William Conway Keele (1798–1872) was a lawyer, author and farmer in the 19th century and is the namesake for Toronto's Keele Street. Born in Southampton, England, he emigrated to Canada in 1832 and moved with his wife Anne-Sophia (née Moore) and five children to York, Upper Canada (later Toronto).

While Keele practised law in Toronto, he authored a number of legal books: The Provincial Justice, or Magistrate's Manual (Toronto, 1835; 5th ed., 1864); A Brief View of the Township Laws Up to the Present Time (Toronto, 1835); and A Brief View of the Laws of Upper Canada Up to the Present Time... (Toronto, 1844).

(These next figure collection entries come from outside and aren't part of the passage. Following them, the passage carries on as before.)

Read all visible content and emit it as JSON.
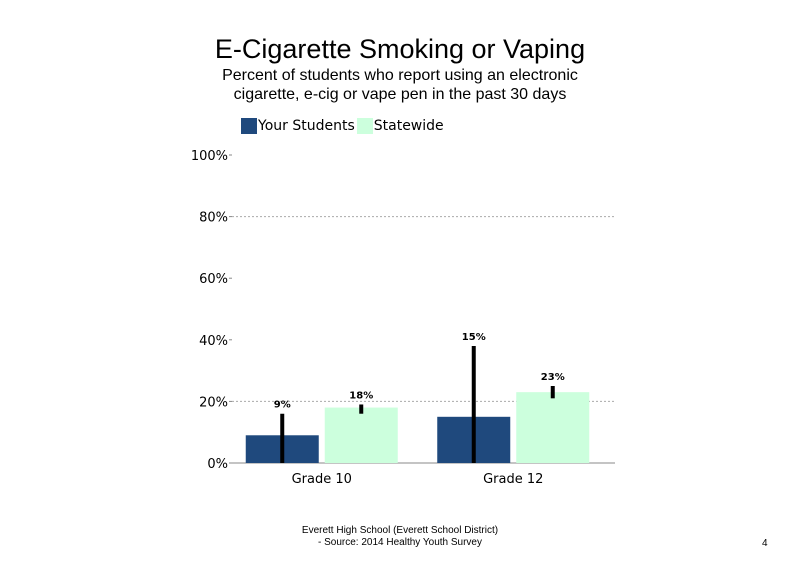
{
  "chart_data": {
    "type": "bar",
    "title": "E-Cigarette Smoking or Vaping",
    "subtitle": "Percent of students  who report using an electronic cigarette, e-cig or vape pen in the past 30 days",
    "categories": [
      "Grade 10",
      "Grade 12"
    ],
    "series": [
      {
        "name": "Your Students",
        "values": [
          9,
          15
        ],
        "labels": [
          "9%",
          "15%"
        ],
        "error_low": [
          0,
          0
        ],
        "error_high": [
          16,
          38
        ],
        "color": "#1f497d"
      },
      {
        "name": "Statewide",
        "values": [
          18,
          23
        ],
        "labels": [
          "18%",
          "23%"
        ],
        "error_low": [
          16,
          21
        ],
        "error_high": [
          19,
          25
        ],
        "color": "#ccffdd"
      }
    ],
    "ylim": [
      0,
      100
    ],
    "yticks": [
      "0%",
      "20%",
      "40%",
      "60%",
      "80%",
      "100%"
    ],
    "ytick_values": [
      0,
      20,
      40,
      60,
      80,
      100
    ],
    "gridlines": [
      20,
      80
    ],
    "legend": "top"
  },
  "footer": {
    "line1": "Everett High  School (Everett School District)",
    "line2": "- Source: 2014 Healthy  Youth Survey"
  },
  "page_number": "4"
}
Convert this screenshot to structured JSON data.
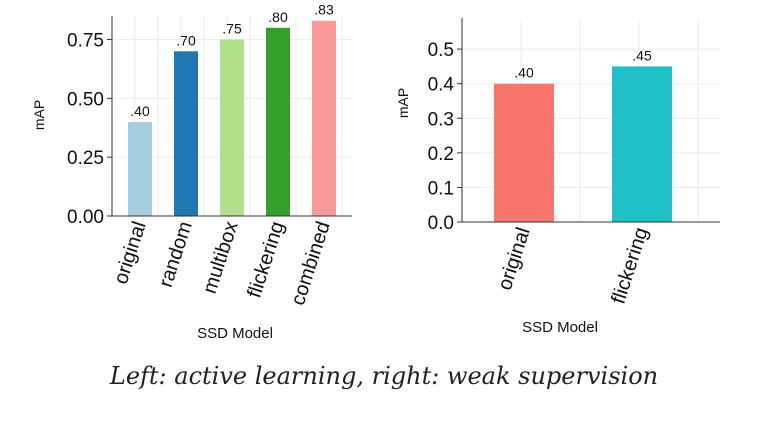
{
  "chart_data": [
    {
      "type": "bar",
      "categories": [
        "original",
        "random",
        "multibox",
        "flickering",
        "combined"
      ],
      "values": [
        0.4,
        0.7,
        0.75,
        0.8,
        0.83
      ],
      "data_labels": [
        ".40",
        ".70",
        ".75",
        ".80",
        ".83"
      ],
      "colors": [
        "#a6cee3",
        "#1f78b4",
        "#b2df8a",
        "#33a02c",
        "#fb9a99"
      ],
      "xlabel": "SSD  Model",
      "ylabel": "mAP",
      "ylim": [
        0,
        0.85
      ],
      "yticks": [
        0,
        0.25,
        0.5,
        0.75
      ],
      "ytick_labels": [
        "0.00",
        "0.25",
        "0.50",
        "0.75"
      ],
      "grid": true
    },
    {
      "type": "bar",
      "categories": [
        "original",
        "flickering"
      ],
      "values": [
        0.4,
        0.45
      ],
      "data_labels": [
        ".40",
        ".45"
      ],
      "colors": [
        "#f8766d",
        "#20c0c8"
      ],
      "xlabel": "SSD  Model",
      "ylabel": "mAP",
      "ylim": [
        0,
        0.59
      ],
      "yticks": [
        0,
        0.1,
        0.2,
        0.3,
        0.4,
        0.5
      ],
      "ytick_labels": [
        "0.0",
        "0.1",
        "0.2",
        "0.3",
        "0.4",
        "0.5"
      ],
      "grid": true
    }
  ],
  "caption": "Left: active learning, right: weak supervision"
}
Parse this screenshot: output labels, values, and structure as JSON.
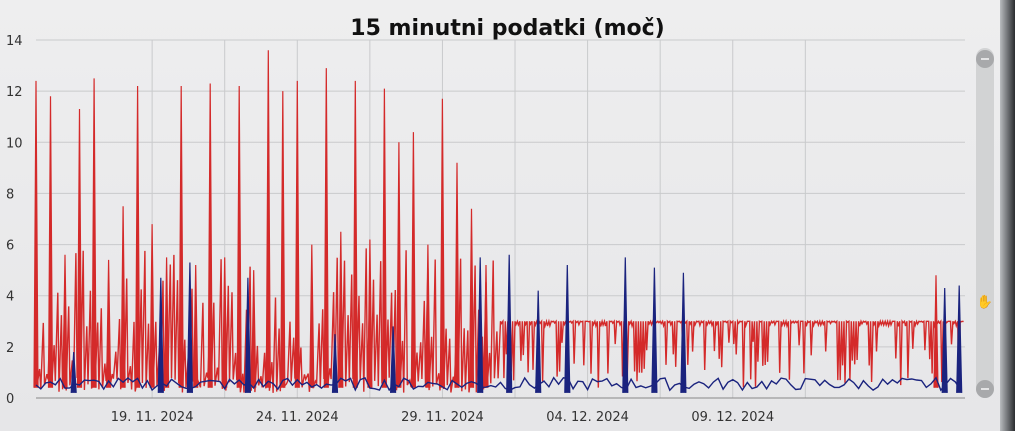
{
  "chart_data": {
    "type": "line",
    "title": "15 minutni podatki (moč)",
    "xlabel": "",
    "ylabel": "",
    "ylim": [
      0,
      14
    ],
    "y_ticks": [
      0,
      2,
      4,
      6,
      8,
      10,
      12,
      14
    ],
    "x_range": [
      "2024-11-15",
      "2024-12-17"
    ],
    "x_tick_labels": [
      {
        "date": "2024-11-19",
        "label": "19. 11. 2024"
      },
      {
        "date": "2024-11-24",
        "label": "24. 11. 2024"
      },
      {
        "date": "2024-11-29",
        "label": "29. 11. 2024"
      },
      {
        "date": "2024-12-04",
        "label": "04. 12. 2024"
      },
      {
        "date": "2024-12-09",
        "label": "09. 12. 2024"
      }
    ],
    "grid": true,
    "legend": "none",
    "series": [
      {
        "color": "#d42a2a",
        "peaks": [
          [
            "2024-11-15",
            12.4
          ],
          [
            "2024-11-15",
            11.8
          ],
          [
            "2024-11-16",
            5.6
          ],
          [
            "2024-11-16",
            11.3
          ],
          [
            "2024-11-17",
            12.5
          ],
          [
            "2024-11-17",
            5.4
          ],
          [
            "2024-11-18",
            7.5
          ],
          [
            "2024-11-18",
            12.2
          ],
          [
            "2024-11-19",
            6.8
          ],
          [
            "2024-11-19",
            5.5
          ],
          [
            "2024-11-20",
            12.2
          ],
          [
            "2024-11-20",
            5.2
          ],
          [
            "2024-11-21",
            12.3
          ],
          [
            "2024-11-21",
            5.5
          ],
          [
            "2024-11-22",
            12.2
          ],
          [
            "2024-11-22",
            5.0
          ],
          [
            "2024-11-23",
            13.6
          ],
          [
            "2024-11-23",
            12.0
          ],
          [
            "2024-11-24",
            12.4
          ],
          [
            "2024-11-24",
            6.0
          ],
          [
            "2024-11-25",
            12.9
          ],
          [
            "2024-11-25",
            6.5
          ],
          [
            "2024-11-26",
            12.4
          ],
          [
            "2024-11-26",
            6.2
          ],
          [
            "2024-11-27",
            12.1
          ],
          [
            "2024-11-27",
            10.0
          ],
          [
            "2024-11-28",
            10.4
          ],
          [
            "2024-11-28",
            6.0
          ],
          [
            "2024-11-29",
            11.7
          ],
          [
            "2024-11-29",
            9.2
          ],
          [
            "2024-11-30",
            7.4
          ],
          [
            "2024-11-30",
            5.2
          ],
          [
            "2024-12-16",
            4.8
          ]
        ],
        "base_level": 3.0
      },
      {
        "color": "#1a237e",
        "peaks": [
          [
            "2024-11-16",
            1.8
          ],
          [
            "2024-11-19",
            4.7
          ],
          [
            "2024-11-20",
            5.3
          ],
          [
            "2024-11-22",
            4.7
          ],
          [
            "2024-11-25",
            2.5
          ],
          [
            "2024-11-27",
            2.8
          ],
          [
            "2024-11-30",
            5.5
          ],
          [
            "2024-12-01",
            5.6
          ],
          [
            "2024-12-02",
            4.2
          ],
          [
            "2024-12-03",
            5.2
          ],
          [
            "2024-12-05",
            5.5
          ],
          [
            "2024-12-06",
            5.1
          ],
          [
            "2024-12-07",
            4.9
          ],
          [
            "2024-12-16",
            4.3
          ],
          [
            "2024-12-16",
            4.4
          ]
        ],
        "base_level": 0.3
      }
    ]
  }
}
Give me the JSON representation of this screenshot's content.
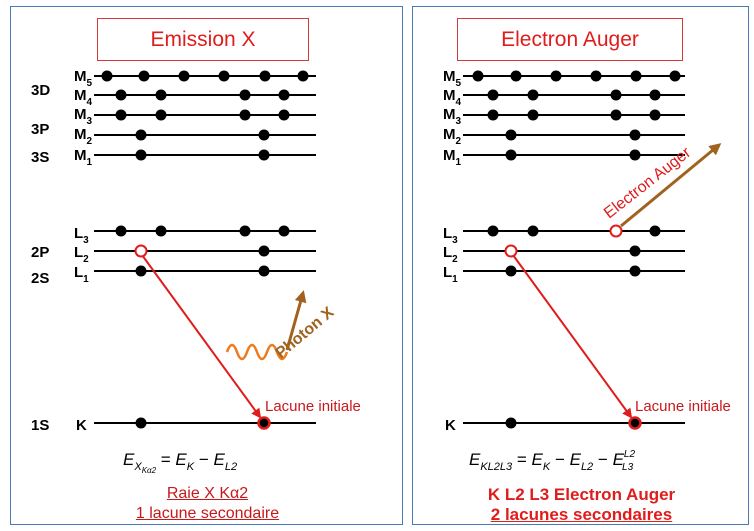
{
  "left_panel": {
    "title": "Emission X",
    "shell_labels": [
      "3D",
      "3P",
      "3S",
      "2P",
      "2S",
      "1S"
    ],
    "level_labels": [
      {
        "main": "M",
        "sub": "5"
      },
      {
        "main": "M",
        "sub": "4"
      },
      {
        "main": "M",
        "sub": "3"
      },
      {
        "main": "M",
        "sub": "2"
      },
      {
        "main": "M",
        "sub": "1"
      },
      {
        "main": "L",
        "sub": "3"
      },
      {
        "main": "L",
        "sub": "2"
      },
      {
        "main": "L",
        "sub": "1"
      },
      {
        "main": "K",
        "sub": ""
      }
    ],
    "photon_label": "Photon X",
    "vacancy_label": "Lacune initiale",
    "equation": {
      "lhs": "E",
      "lhs_sub": "X",
      "lhs_subsub": "Kα2",
      "t1": "E",
      "t1_sub": "K",
      "t2": "E",
      "t2_sub": "L2"
    },
    "caption_line1": "Raie X Kα2",
    "caption_line2": "1 lacune secondaire"
  },
  "right_panel": {
    "title": "Electron Auger",
    "level_labels": [
      {
        "main": "M",
        "sub": "5"
      },
      {
        "main": "M",
        "sub": "4"
      },
      {
        "main": "M",
        "sub": "3"
      },
      {
        "main": "M",
        "sub": "2"
      },
      {
        "main": "M",
        "sub": "1"
      },
      {
        "main": "L",
        "sub": "3"
      },
      {
        "main": "L",
        "sub": "2"
      },
      {
        "main": "L",
        "sub": "1"
      },
      {
        "main": "K",
        "sub": ""
      }
    ],
    "electron_label": "Electron Auger",
    "vacancy_label": "Lacune initiale",
    "equation": {
      "lhs": "E",
      "lhs_sub": "KL2L3",
      "t1": "E",
      "t1_sub": "K",
      "t2": "E",
      "t2_sub": "L2",
      "t3": "E",
      "t3_sub": "L3",
      "t3_sup": "L2"
    },
    "caption_line1": "K L2 L3  Electron Auger",
    "caption_line2": "2 lacunes secondaires"
  },
  "colors": {
    "border": "#4a7ab5",
    "red": "#e01c1c",
    "brown": "#a0621e",
    "photon_orange": "#f07a1a",
    "dark_red_text": "#c8181c"
  }
}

By the mid-1830s, he bought rural lands northwest of the city of Toronto, and south of the railway village of Carlton. There, he resided with his second wife Mary (née Cleaver) with whom he had one surviving son, Charles Conway. In the following decades, he leased the land for hunting and horse racing, where the Toronto Turf Club established its operations in 1857. The track, then known as the Carlton race course, became the home for the Queen's Plate. The racing event was held in Keele's property for four years from 1860 to 1863.

William Conway Keele died on July 11, 1872. After he died, Keele's property was sold to Daniel Webster Clendenan who subdivided the lands and helped develop the village into West Toronto Junction. The north–south road west of his estate was named Keele Street in his honour.